90% of the things we worry about never happen. I read this several years ago and as a certified professional worrier, I do admit that it has brought some comfort over the past 23 years. But I still worry that it's not statistically true. I mean what if for some people, fate doesn't give them 90/10? What if some of us got slapped with a 10/90 ticket? Could you imagine- if 10% of the things I worry about never happens? That means 90% of the things I did worry about were going to happen at some unknown point in my tiny little life. Ugh. That means along with cancer and never meeting Jordan Knight, I'll also be faced with realities such as an unathletic son and our planet exploding.
As horrible as my memory is, I can recall very vividly my first moment of unjustified worry. I was 10 years old, and someone said, "Wow, you're ten years old.

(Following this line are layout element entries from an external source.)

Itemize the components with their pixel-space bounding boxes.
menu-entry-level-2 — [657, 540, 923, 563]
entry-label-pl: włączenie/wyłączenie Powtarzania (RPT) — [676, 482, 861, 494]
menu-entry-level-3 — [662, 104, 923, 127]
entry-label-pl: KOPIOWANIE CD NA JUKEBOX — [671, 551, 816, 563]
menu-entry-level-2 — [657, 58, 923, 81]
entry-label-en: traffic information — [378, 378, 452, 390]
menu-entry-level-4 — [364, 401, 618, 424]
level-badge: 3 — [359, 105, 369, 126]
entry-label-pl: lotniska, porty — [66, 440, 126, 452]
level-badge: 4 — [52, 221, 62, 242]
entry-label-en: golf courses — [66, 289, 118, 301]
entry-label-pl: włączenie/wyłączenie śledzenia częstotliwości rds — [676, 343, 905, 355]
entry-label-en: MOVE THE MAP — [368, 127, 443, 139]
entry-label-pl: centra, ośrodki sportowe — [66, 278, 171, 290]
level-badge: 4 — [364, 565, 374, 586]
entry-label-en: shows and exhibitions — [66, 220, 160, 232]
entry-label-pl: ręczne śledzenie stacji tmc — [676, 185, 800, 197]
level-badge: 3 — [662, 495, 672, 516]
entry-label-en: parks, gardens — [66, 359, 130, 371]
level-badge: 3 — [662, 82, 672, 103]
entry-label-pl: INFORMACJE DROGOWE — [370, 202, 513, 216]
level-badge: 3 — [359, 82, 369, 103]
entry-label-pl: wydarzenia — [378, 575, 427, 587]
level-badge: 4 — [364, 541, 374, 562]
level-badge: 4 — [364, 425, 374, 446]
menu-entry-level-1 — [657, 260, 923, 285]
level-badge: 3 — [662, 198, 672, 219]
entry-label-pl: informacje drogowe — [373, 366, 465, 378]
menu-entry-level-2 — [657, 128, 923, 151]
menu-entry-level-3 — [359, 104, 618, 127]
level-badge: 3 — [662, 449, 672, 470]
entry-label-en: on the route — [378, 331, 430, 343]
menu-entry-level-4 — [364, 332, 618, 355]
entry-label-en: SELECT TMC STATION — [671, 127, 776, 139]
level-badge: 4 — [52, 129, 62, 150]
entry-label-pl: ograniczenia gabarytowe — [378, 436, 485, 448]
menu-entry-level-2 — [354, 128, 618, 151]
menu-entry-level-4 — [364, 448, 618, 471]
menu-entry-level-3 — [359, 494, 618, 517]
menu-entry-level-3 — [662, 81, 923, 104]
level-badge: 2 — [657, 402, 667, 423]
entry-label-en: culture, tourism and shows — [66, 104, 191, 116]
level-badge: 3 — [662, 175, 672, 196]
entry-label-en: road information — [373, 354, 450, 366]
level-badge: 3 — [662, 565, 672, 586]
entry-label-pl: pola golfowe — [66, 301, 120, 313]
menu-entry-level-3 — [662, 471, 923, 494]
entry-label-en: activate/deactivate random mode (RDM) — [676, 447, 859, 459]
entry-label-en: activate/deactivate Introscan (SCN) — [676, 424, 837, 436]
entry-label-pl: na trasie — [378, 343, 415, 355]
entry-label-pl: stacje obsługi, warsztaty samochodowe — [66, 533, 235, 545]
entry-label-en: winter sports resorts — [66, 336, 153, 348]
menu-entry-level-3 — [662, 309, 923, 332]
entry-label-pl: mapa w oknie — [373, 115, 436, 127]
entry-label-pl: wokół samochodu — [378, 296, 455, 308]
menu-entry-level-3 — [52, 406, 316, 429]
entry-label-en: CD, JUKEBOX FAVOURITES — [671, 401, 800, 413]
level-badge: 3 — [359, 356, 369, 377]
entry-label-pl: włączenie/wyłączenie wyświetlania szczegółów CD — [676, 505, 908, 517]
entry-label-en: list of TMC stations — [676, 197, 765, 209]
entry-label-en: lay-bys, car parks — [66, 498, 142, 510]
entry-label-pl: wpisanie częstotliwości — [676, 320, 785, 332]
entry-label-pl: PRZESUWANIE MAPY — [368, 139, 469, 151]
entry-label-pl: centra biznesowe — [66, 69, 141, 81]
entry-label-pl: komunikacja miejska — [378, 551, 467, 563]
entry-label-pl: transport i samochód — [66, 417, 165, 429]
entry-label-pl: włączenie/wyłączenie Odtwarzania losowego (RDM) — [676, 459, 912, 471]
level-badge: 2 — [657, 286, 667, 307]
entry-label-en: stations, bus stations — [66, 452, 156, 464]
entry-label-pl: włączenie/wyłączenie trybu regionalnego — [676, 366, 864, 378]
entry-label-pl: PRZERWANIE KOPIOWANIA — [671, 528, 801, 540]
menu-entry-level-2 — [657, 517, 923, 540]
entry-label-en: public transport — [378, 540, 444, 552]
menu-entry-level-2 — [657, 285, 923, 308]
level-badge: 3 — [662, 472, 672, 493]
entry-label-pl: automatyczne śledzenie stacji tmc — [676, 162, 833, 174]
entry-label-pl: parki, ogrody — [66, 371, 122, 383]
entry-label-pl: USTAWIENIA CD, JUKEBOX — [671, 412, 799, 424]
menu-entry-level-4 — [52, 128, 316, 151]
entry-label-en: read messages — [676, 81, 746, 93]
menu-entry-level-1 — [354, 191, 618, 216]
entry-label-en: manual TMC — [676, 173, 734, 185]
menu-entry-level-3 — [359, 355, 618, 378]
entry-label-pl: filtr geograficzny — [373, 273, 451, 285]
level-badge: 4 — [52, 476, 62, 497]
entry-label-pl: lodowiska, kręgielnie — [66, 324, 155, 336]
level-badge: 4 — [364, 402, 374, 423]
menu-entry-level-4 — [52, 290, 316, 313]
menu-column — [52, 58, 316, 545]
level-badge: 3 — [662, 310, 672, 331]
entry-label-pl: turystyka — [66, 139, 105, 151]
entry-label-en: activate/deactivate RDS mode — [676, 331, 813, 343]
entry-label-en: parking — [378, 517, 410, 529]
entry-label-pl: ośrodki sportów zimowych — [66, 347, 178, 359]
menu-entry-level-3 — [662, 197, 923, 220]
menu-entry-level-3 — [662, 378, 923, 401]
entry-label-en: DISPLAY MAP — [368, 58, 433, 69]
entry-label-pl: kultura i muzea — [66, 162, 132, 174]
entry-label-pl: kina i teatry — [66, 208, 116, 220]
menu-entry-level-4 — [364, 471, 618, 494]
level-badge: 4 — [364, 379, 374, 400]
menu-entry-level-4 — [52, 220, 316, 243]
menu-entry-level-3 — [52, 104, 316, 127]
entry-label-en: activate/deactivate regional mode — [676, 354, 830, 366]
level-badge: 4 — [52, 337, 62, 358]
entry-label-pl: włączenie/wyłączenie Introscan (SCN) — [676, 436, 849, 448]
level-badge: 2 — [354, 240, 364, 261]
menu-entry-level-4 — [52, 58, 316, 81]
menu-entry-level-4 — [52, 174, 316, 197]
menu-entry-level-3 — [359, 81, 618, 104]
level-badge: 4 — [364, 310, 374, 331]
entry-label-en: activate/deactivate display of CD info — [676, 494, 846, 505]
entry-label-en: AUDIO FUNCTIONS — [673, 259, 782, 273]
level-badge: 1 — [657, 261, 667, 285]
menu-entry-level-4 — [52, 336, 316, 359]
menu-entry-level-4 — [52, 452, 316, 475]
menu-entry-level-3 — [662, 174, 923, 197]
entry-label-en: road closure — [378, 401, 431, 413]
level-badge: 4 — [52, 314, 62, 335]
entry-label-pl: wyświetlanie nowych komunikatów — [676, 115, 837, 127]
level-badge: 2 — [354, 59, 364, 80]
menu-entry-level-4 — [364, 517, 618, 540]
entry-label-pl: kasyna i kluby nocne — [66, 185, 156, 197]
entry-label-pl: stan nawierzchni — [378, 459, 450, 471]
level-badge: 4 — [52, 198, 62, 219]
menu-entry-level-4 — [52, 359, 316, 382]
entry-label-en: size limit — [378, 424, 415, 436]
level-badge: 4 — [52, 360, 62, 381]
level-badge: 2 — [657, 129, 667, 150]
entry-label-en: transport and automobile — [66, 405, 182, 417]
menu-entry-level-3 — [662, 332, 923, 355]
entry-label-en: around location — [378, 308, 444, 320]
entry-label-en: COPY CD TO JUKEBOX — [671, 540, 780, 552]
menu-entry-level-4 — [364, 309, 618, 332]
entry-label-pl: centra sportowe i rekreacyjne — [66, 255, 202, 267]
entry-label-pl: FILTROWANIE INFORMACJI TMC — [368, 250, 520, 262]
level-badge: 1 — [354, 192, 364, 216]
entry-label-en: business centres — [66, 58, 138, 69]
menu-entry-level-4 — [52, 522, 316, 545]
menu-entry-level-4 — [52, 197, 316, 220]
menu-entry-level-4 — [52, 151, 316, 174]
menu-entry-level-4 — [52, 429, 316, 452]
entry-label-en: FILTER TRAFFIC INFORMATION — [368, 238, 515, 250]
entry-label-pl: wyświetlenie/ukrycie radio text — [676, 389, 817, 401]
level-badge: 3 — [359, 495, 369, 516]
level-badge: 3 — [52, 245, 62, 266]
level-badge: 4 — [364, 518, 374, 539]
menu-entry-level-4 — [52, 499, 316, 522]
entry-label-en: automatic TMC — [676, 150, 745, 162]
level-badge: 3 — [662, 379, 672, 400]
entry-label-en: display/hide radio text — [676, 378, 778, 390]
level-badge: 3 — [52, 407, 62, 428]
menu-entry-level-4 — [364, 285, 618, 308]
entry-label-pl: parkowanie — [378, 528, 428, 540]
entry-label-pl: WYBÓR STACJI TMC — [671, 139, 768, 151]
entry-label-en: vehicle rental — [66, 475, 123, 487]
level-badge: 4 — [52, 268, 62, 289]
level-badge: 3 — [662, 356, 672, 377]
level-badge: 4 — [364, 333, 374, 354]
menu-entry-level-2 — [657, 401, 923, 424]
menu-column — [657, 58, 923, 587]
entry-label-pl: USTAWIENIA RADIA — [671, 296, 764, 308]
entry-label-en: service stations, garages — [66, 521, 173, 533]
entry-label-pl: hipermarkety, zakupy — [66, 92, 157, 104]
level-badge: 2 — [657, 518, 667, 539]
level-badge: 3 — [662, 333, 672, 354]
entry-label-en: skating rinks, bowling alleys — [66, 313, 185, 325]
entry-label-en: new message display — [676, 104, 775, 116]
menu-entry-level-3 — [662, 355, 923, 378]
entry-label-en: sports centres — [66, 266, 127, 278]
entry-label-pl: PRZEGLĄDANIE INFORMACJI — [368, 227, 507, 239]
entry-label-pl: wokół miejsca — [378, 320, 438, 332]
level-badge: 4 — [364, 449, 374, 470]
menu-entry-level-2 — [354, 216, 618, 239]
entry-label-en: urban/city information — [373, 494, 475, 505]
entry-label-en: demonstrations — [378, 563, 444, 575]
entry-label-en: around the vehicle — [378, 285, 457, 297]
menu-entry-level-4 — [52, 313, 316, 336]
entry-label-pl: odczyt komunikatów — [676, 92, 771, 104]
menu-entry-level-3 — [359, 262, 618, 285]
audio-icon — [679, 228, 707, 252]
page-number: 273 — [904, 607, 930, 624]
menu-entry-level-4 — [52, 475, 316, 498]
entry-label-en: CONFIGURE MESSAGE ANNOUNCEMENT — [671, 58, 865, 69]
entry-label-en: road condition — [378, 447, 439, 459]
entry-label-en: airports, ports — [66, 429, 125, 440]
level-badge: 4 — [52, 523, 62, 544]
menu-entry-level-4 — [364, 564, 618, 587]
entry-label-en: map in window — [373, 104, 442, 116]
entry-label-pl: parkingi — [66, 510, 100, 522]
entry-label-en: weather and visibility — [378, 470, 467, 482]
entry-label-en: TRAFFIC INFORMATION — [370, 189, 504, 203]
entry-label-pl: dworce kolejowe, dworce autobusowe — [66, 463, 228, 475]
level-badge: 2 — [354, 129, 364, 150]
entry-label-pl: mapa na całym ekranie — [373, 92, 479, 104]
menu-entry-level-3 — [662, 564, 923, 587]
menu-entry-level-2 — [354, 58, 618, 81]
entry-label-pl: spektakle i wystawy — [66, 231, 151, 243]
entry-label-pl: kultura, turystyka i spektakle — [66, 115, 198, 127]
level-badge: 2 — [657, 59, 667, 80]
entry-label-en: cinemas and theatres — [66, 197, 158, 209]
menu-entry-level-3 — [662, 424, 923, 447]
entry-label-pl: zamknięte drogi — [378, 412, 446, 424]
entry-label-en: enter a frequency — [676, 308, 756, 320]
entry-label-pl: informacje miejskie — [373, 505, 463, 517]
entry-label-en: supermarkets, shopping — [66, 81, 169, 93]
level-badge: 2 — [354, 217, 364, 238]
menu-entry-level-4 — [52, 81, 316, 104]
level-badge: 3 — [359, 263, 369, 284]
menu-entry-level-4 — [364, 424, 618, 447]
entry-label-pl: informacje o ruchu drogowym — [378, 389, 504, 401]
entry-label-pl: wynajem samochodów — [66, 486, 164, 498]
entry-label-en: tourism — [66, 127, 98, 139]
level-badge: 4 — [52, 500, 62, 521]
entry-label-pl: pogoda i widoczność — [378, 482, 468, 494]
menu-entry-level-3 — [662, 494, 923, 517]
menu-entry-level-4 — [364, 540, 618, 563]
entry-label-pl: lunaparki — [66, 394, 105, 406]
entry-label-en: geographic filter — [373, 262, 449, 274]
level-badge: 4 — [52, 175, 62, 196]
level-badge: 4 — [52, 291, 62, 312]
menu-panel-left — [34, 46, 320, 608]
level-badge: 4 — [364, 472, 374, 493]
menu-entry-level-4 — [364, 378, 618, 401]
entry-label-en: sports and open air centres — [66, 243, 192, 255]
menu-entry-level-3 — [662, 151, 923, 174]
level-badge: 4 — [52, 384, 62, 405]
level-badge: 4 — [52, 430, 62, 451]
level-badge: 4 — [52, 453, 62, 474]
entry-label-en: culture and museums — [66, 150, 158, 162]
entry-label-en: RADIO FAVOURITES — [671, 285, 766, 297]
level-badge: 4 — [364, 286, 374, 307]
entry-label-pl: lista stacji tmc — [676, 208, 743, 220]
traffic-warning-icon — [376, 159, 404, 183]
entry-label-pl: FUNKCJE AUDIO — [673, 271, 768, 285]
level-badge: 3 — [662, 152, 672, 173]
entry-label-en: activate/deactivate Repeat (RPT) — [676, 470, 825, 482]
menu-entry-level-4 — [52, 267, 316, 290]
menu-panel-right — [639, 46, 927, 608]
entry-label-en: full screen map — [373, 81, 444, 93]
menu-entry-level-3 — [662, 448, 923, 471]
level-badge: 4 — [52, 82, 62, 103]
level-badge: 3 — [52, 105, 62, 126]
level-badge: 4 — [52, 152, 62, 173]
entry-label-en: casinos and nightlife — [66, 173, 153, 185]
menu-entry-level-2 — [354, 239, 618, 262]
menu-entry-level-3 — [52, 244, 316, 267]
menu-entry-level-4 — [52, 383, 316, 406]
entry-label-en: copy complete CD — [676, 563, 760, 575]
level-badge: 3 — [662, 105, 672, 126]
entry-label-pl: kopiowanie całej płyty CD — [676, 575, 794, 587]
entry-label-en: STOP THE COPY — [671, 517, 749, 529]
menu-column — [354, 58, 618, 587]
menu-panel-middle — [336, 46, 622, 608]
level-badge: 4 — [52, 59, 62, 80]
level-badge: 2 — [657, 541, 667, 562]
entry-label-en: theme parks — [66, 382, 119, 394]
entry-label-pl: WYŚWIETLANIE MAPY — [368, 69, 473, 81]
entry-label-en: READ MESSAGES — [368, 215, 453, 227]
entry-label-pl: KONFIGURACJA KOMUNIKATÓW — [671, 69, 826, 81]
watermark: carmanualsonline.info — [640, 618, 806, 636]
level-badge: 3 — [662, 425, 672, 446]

You're a whole decade!". After a few fleeting seconds of "hell yeah, I'm a decade, biiaaatch!", I began adding up the years and quickly realized that in just three decades, I would be 40 and my life would be over. What started out as an adult initiating playful banter with a child turned into my personal obession with all the ways anything could go wrong.
So as I was just worrying about Tyson's runny nose and traffic on my way to the gym this evening, I felt the need to list my worries- for both your enjoyment and perhaps your horror. Some of these are ligit- others are quite absurd. Please forgive my frankness and try not to judge.
I worry that Tyson doesn't drink enough water and watches too much TV.
I worry that Kyle will break something playing basketball with 19 year olds that think they're LeBron James.
I worry that I will never write my book.
I still worry that if I buy a gallon of milk, it will spoil. That has never happend.
I worry that I'm not as crafty as a part time stay at home mom should be.
I worry about going to the dentist. Even 6 months away from my next appointment.
I worry that there is wax in my ears and boogers in my nose. Q-tips are good for both.
I worry that Tyson will not like sports. And if he does, I worry that he won't be good.
I worry about thay mole on my boob.
I worry about my boobs- that they'll always look like flesh-colored eggplants. You are welcome.
I worry about money.
I worry about money again.
I worry about money some more.
I worry about Tyson's first day of kindergarten.
I worry that I will always have this nose.
I worry that I don't spend enough time with my friends.
I worry that one day, I will really really want to move back to South Carolina.
I worry about our country.
I worry about our society.
I worry about our planet.
I worry that I will never ever have the gift of unwavering willpower.
I worry that I will not leave the footprint that I am capable of leaving.
I worry about icy roads in summer.
I worry that at some point in my life, I will need to react to a life or death situation with a calmness, clarity and strength beyond anything I have ever known. And I worry that I will fail miserably.
I worry that I will never be a patient person.
I worry about Jennifer Aniston.
I worry about people breaking into our house.
I worry about human, solar and planetary spontanious combustion.
I worry that a bridge will collapse the very moment I am driving over it.
I worry that I will never see the New Kids on the Block in concert again.
I worry about the honey bees, bats, polar bears and whales.
I worry that I will never have a body that I truly love.
I worry that my daughter will be the same way.
I worry about natural disasters. I worry so much about them that I won't ever consider traveling to California for fear that "the big one" will hit while I'm there.
I worry that I worry too much to fully enjoy and appreciate my amazing life.